Insurance- the great water balloon- squeeze here, bulges there
Insurance is not a new business, but its functionality and appearance to the public may be in the post COVID-19 world. Plenty of thought is being given to the future of many types of insurance cover, its underwriting, distribution, and claims, etc. But what about the ‘right now’ for insurance lines during COVID-19 operations? Insurance is a global $5 trillion business, and while there are sectors that will be depressed, business marches on and so does insurance cover. So what factors may be affecting lines of cover, and what is the outlook going forward in 2020?
Patrick Kelahan is a CX, engineering & insurance consultant, working with Insurers, Attorneys & Owners in his day job. He also serves the insurance and Fintech world as the ‘Insurance Elephant’.

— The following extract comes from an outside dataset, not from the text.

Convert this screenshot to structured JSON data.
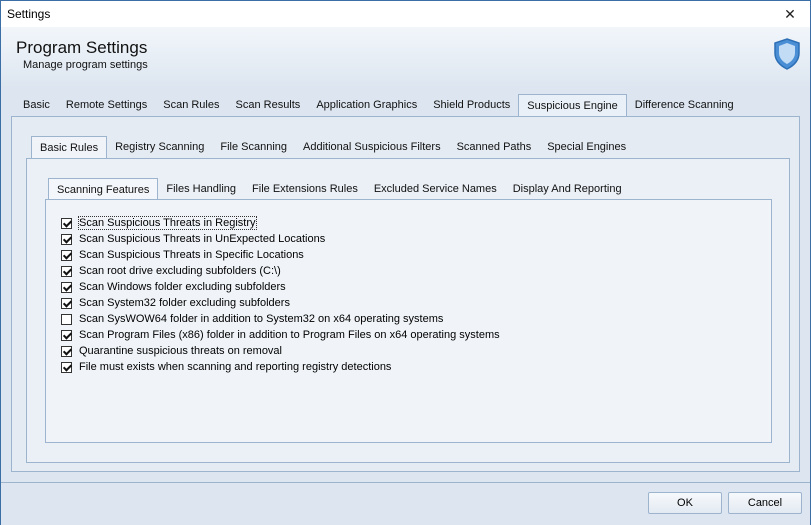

Without question 2020 will be a down year for global GDP, with one estimate supporting an overall decline of 2.4% (Economic Research: COVID-19 Deals A Larger, Longer Hit To Global GDP .) Will insurance premiums decline by that amount, more less, increase? It’s certain that the global economies will continue to require risk management. Having mandated shut downs does not allow for shut down of insurance cover for a business; liability remains something for which protection must be maintained. Motor cover has been shown to be less important by the mile, but still mandated in most jurisdictions. The thought process carries on, and the process seems a good exercise for us this week, perhaps will generate some thoughts and discussion. I’ll lead off, give my 2p and you can chime in.
We’ll get the obvious cover out of the way.

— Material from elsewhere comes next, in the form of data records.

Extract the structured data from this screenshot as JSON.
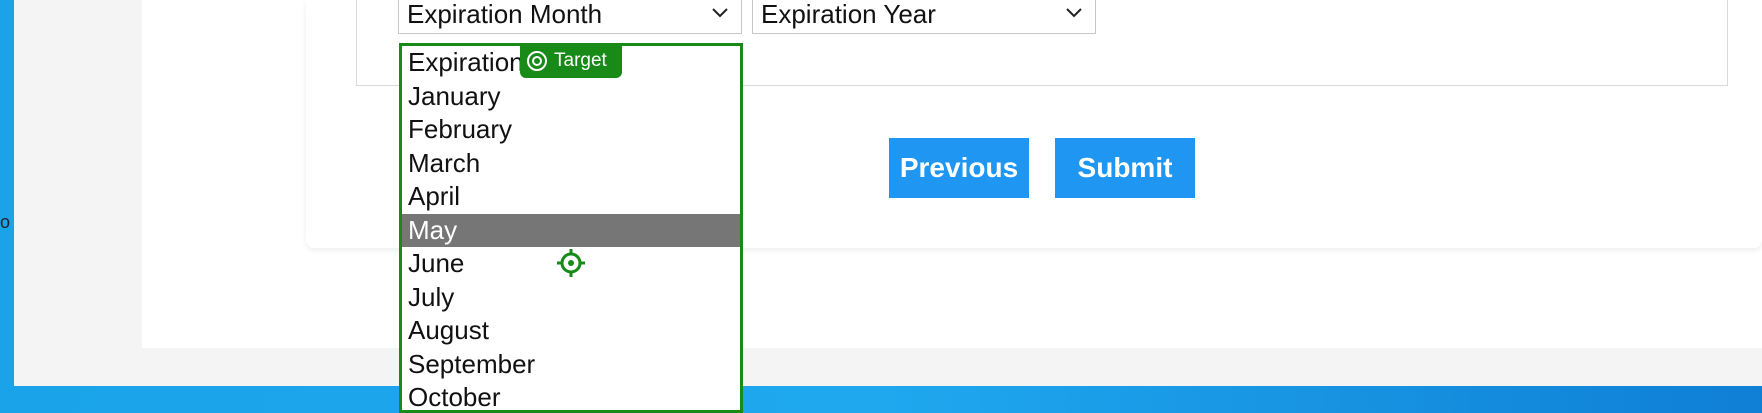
{
  "form": {
    "month_select": {
      "value": "Expiration Month"
    },
    "year_select": {
      "value": "Expiration Year"
    }
  },
  "month_options": [
    {
      "label": "Expiration Month",
      "selected": false
    },
    {
      "label": "January",
      "selected": false
    },
    {
      "label": "February",
      "selected": false
    },
    {
      "label": "March",
      "selected": false
    },
    {
      "label": "April",
      "selected": false
    },
    {
      "label": "May",
      "selected": true
    },
    {
      "label": "June",
      "selected": false
    },
    {
      "label": "July",
      "selected": false
    },
    {
      "label": "August",
      "selected": false
    },
    {
      "label": "September",
      "selected": false
    },
    {
      "label": "October",
      "selected": false
    }
  ],
  "overlay": {
    "target_label": "Target"
  },
  "buttons": {
    "previous": "Previous",
    "submit": "Submit"
  },
  "left_edge_glyph": "o",
  "colors": {
    "accent": "#1e96f2",
    "target": "#178a17",
    "selected_option": "#767676"
  }
}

COVID-19 has exposed business interruption cover as the factor no one knew that everyone needed. There will be two main efforts for BI- litigation for those who insist their policy included it, and looking for purchase for those who know they will need it for the next pandemic. Government pressure for mandated cover (if successful) for BI would make all arguments moot- the BI response would cripple the industry for all covers. As for availability of BI cover that addresses pandemics? A sea change for BI cover would be needed to exempt the cover from needing a covered physical loss, and removal of exclusions (or establishment of endorsements) related to pandemics. Oh, and the pesky needs for capacity, underwriting understanding, planning for claims, etc. Nothing available soon, at least in an indemnity product.
Two interesting related facts- Marsh and Munich Re had offered pandemic cover- Pathogen Rx as recently as Fall, 2019, but had little demand for the cover. And Amsterdam’s DGTL Festival ‘accidentally ‘ had event cancellation cover for pandemics due to an admin error by the organizer’s staffer who checked off a box for pandemic in error . A $2.3 million error to the good.
Workers’ Compensation or Employers’ Liability
The cover that is a looming monster due to potential latent effects of COVID-19 being contracted after businesses begin to reopen. The WC cover in the U.S. while slightly differing state to state in large part will afford cover for employees who claim contracting the virus on the job. There’s not a heavy burden of proof so medical costs and loss of wages will accrue to the WC policies- all new peril costs for the systems. India has similar potential for excess costs, the UK’s Employer Liability cover that mirrors WC a little will be limited for severity but will have frequency effects. For all jurisdictions there will be an expense increase as WC claims are cumbersome and heavily involved in unstructured data.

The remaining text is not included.